Thursday, June 20, 2013

Optimizing with the help of FsCheck

Recently I needed a function to transpose a jagged array in F#. As I knew Haskell probably had this in its standard library and I'm lazy, I hoogled “transpose” and followed the link to its source code, then translated it to F#:

module List =
    let tryHead = 
        | [] -> None
        | x::_ -> Some x

    let tryTail =
        | _::xs -> Some xs
        | _ -> None

    let rec transpose =
        | [] -> []
        | []::xs -> transpose xs
        | (x::xs)::xss -> (x::(List.choose tryHead xss))::transpose (xs::(List.choose tryTail xss))

The end.

Oh wait, I needed to process arrays, not lists. Well, I suppose we could convert the jagged array to a jagged list, and then back to an array:

let transpose x = x |> Array.toList |> Seq.toList |> List.transpose |> List.toArray |> Seq.toArray

It works, but it's a bit inefficient. For example, it does a lot of unnecessary allocations. Let's time it with a big array:

let bigArray = Array.init 3000 (fun i -> Array.init i id)
transpose bigArray |> ignore

Real: 00:00:01.369, CPU: 00:00:01.357, GC gen0: 79, gen1: 44, gen2: 1

We can do better. Since we're working with arrays, we could calculate the length of each array and preallocate it, then copy the correponding values. Problem is, that kind of code is very imperative, and tricky to get right.
Enter FsCheck. With FsCheck we can use the inefficient implementation as a model to ensure that the new, more efficient implementation is correct. It's very easy too:

let transpose2 (a: 'a[][]) = a // placeholder for the efficient implementation
FsCheck.Check.Quick ("transpose compare", fun (a: int[][]) -> transpose a = transpose2 a) 

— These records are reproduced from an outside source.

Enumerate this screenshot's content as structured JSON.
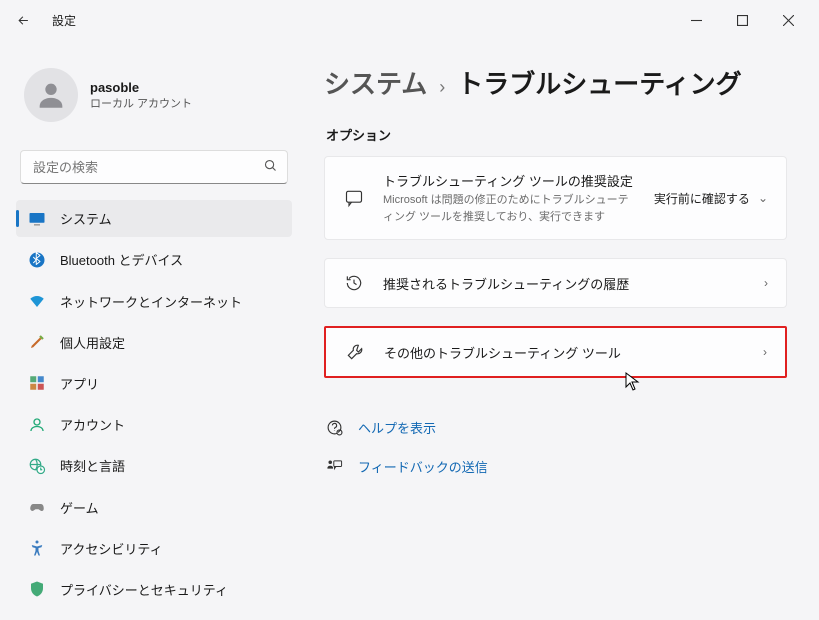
{
  "window": {
    "title": "設定"
  },
  "profile": {
    "name": "pasoble",
    "subtitle": "ローカル アカウント"
  },
  "search": {
    "placeholder": "設定の検索"
  },
  "nav": {
    "system": "システム",
    "bluetooth": "Bluetooth とデバイス",
    "network": "ネットワークとインターネット",
    "personalization": "個人用設定",
    "apps": "アプリ",
    "accounts": "アカウント",
    "time": "時刻と言語",
    "gaming": "ゲーム",
    "accessibility": "アクセシビリティ",
    "privacy": "プライバシーとセキュリティ"
  },
  "breadcrumb": {
    "root": "システム",
    "leaf": "トラブルシューティング"
  },
  "section": "オプション",
  "cards": {
    "recommend": {
      "title": "トラブルシューティング ツールの推奨設定",
      "desc": "Microsoft は問題の修正のためにトラブルシューティング ツールを推奨しており、実行できます",
      "action": "実行前に確認する"
    },
    "history": {
      "title": "推奨されるトラブルシューティングの履歴"
    },
    "other": {
      "title": "その他のトラブルシューティング ツール"
    }
  },
  "links": {
    "help": "ヘルプを表示",
    "feedback": "フィードバックの送信"
  }
}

Run this and FsCheck will generate jagged arrays to compare both implementations. As the new implementation is merely a placeholder for now, it won't take long to find a value that fails the comparison:

transpose compare-Falsifiable, after 1 test (0 shrinks) (StdGen (1547388233,295729162)):

Now that we have a simple but strong test harness we can confidently implement the optimized function. And many failed test runs later, this passes the 100 (by default) test cases generated by FsCheck:

let transpose2 (a: 'a[][]) =
    if a.Length = 0 then 
        let r = Array.zeroCreate (a |> Array.length |> Seq.max)
        for i in 0 .. r.Length-1 do
            let c = Array.zeroCreate (a |> Seq.filter (fun x -> Array.length x > i) |> Seq.length)
            let mutable k = 0
            for j in 0 .. a.Length-1 do
                if a.[j].Length > i then
                    let v = a.[j].[i]
                    c.[k] <- v
                    k <- k + 1
            r.[i] <- c

See, I told you it would be all imperative and messy! But is it more efficient?

transpose2 bigArray |> ignore

Real: 00:00:00.218, CPU: 00:00:00.218, GC gen0: 3, gen1: 2, gen2: 0

Yes it is (at least with this very unscientific benchmark).

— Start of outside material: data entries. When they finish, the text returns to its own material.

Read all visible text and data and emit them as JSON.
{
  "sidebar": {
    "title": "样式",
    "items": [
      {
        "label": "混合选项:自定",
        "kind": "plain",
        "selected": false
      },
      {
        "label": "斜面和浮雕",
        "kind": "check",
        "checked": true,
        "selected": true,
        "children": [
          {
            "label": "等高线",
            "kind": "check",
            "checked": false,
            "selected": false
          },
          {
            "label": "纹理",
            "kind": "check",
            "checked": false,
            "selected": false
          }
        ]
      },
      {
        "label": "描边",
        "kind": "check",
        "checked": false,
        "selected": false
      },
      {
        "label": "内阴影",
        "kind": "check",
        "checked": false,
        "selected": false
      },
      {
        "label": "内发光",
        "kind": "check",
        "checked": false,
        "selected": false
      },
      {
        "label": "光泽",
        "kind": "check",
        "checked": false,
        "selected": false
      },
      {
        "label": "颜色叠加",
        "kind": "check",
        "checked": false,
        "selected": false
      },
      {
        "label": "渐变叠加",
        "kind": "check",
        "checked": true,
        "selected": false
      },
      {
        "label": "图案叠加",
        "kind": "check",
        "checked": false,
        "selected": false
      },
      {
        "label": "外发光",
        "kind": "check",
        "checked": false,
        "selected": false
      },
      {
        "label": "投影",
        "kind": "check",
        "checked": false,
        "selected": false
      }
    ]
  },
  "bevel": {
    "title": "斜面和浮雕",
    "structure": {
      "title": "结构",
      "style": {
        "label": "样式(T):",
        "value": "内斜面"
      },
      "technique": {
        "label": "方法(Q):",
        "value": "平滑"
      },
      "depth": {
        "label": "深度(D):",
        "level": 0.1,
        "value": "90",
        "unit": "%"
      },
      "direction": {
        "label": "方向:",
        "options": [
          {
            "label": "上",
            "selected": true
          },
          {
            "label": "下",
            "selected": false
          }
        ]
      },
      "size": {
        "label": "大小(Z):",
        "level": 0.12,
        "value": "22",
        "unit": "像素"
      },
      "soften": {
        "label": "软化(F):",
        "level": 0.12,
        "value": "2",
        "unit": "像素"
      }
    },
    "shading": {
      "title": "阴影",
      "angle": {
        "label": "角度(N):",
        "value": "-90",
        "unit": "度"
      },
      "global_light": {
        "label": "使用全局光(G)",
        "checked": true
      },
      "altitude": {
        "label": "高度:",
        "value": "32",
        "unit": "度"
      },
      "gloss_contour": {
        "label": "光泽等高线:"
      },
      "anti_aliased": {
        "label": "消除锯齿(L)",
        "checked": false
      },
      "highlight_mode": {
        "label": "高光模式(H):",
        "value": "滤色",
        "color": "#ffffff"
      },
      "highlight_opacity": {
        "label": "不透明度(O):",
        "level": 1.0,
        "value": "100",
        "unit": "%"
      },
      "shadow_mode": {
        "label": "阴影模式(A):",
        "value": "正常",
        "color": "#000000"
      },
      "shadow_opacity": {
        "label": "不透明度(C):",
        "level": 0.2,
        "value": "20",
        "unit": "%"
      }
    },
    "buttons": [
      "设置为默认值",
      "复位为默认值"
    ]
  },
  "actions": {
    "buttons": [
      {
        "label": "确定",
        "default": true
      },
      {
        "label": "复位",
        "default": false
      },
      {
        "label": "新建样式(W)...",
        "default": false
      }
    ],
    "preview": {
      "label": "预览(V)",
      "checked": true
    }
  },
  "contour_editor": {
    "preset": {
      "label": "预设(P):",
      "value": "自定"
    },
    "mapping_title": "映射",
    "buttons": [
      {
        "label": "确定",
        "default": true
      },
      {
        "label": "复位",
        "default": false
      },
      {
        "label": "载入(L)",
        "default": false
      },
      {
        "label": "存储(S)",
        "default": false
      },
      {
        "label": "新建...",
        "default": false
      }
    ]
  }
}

BONUS: are you wondering why the original definition uses List.choose tryHead instead of List.head ? That is:

let rec transpose =
    | [] -> []
    | []::xs -> transpose xs
    | (x::xs)::xss -> (x::( List.head xss))::transpose (xs::( List.tail xss))

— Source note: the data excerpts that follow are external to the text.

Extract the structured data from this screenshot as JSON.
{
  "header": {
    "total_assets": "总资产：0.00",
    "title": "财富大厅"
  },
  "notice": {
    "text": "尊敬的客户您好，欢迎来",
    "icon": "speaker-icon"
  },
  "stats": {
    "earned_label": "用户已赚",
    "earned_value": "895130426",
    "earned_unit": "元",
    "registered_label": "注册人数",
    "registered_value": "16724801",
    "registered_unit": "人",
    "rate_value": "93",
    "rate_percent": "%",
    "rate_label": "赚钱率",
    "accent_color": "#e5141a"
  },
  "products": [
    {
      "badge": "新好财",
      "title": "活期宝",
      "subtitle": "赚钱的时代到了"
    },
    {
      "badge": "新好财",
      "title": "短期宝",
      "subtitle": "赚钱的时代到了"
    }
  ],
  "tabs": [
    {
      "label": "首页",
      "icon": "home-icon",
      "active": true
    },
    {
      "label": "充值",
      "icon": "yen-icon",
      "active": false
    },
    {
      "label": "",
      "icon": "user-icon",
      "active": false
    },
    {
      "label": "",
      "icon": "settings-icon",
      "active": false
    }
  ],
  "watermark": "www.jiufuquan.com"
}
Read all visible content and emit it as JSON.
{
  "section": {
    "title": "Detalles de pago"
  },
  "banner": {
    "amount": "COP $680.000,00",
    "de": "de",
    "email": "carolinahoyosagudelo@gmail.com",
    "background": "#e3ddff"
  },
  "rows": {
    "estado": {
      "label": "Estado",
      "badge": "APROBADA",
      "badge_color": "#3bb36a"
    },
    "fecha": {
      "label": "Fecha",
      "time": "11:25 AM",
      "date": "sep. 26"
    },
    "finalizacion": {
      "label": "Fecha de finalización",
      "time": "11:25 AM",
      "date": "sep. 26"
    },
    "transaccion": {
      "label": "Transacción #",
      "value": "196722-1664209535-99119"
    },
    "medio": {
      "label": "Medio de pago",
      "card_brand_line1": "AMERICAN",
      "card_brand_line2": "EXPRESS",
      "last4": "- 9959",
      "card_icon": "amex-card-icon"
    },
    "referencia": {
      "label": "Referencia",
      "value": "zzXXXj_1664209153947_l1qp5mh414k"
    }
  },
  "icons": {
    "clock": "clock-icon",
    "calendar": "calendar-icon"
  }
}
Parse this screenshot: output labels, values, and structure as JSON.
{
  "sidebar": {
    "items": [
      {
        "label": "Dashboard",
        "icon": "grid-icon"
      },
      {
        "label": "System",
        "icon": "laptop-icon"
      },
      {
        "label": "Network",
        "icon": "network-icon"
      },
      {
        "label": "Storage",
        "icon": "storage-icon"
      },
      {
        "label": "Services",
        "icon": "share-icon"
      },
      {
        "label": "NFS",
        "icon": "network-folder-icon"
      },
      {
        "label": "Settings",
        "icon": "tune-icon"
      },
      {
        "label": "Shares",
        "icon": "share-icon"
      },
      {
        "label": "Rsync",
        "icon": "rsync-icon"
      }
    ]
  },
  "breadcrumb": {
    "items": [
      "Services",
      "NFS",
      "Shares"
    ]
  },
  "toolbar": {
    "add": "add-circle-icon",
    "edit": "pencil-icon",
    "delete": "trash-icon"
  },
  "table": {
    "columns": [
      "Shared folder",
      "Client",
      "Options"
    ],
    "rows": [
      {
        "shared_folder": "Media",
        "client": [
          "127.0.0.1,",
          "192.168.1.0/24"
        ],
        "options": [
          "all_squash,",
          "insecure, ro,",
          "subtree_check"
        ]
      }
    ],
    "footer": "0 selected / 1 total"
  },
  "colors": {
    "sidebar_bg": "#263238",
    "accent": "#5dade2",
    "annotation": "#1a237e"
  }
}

FsCheck can help with that too! Simply run this against the generated inputs and ignore the result (a trivial test):

FsCheck.Check.Quick("transpose", List.transpose >> ignore)

And watch it fail:

transpose-Falsifiable, after 1 test (6 shrinks) (StdGen (1278231111,295729178)):
[[true]; []]
with exception:
System.ArgumentException: The input list was empty.
Parameter name: list
   at Microsoft.FSharp.Collections.ListModule.Head[T](FSharpList`1 list)
   at[T,TResult](FSharpFunc`2 mapping, FSharpList`1 x)
Note how FsCheck shrinks the value to the simplest possible failing case. This usage is great to find unwanted partial functions.

One last comment: none of this is specific for F#. FsCheck has a nice C# interface! You could also use it from Fuchu.